The Brian Ellis Group's Escondido Sessions LP was released quite recently, and is my pick of the bunch. And again, it goes to show that El Paraiso doesn't necessarily follow a given musical formula. Ellis is a Californian whose musical CV involves various psych-jam outfits, although his quartet takes its influences from the music of '70s Miles Davis and the early (and crucial) Tony Williams Lifetime recordings, which means that this disc is white-hot and not merely a regurgitation of Ellis' record collection. There's four exploratory jams here which meld the sounds of Miles, Williams, pre-vom Zappa and Soft Machine w/ Wyatt in tow (before they also crawled up their own backsides), which may spell prog-fusion to you, but to moi spells fun times.

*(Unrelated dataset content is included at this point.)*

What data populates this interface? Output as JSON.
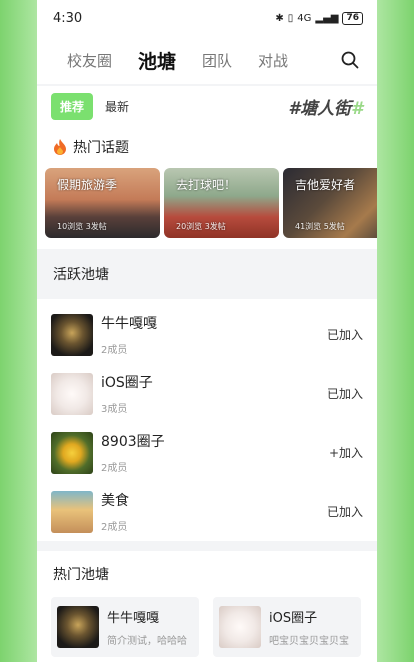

And indeed it is. The cover perfectly apes the sounds you may expect: it looks like a Limey jazz-rock album from the early '70s, or some obscuro fusion disc from a time before the genre blew, and that's what it sounds like, too. One of my fave discs of '15. Ellis has also recently released a a duo guitar recording with Brian Grainger, a quieter affair which sees them delving into a Brit-folk realm (think of Jansch/Renbourn, of course) on the El Paraiso imprint - At Dusk be its name - and it's also worth the time and trouble.


Oh, there's also the Danish collective known as Shiggajon, whose Sela LP floats my boat in serious ways. They claim influence from the likes of Don Cherry and Alice Coltrane, and I'd say there's a heavy tip to the former there (esp. his early '70s Swedish gonzo period), and while they don't reach the spiritual plains of either (who possibly could?), possibly due to the whiteness of its sound (sorry, but it's true), there's an improv/hippie vibe here I dig a lot. I'd put 'em more in the bracket of The Necks or the communal-jam vibe of Amon Duul more than the spiritual jazz aura to which they aspire, but that's an OK place to be, too. Ya dig?

All of these albums can be sampled at the El Paraiso web site, and for the record: I am not on a retainer from the label. I simply share because I care. I have but scraped the top of the barrel here. There is more to investigate under the EP roof - these are simply the highlights. This is great music in the here and now. Over, out.

Comments

J. Hubner said…
Discovered El Paraiso and their mighty band roster in early 2014 and have been obsessed ever since. I've written about them plenty, and have interviewed three out of the four members of Causa Sui. Great bunch of guys that know just how important aesthetic is in the grand scheme of things.

Great to see someone else appreciating what these Danish guys are pushing.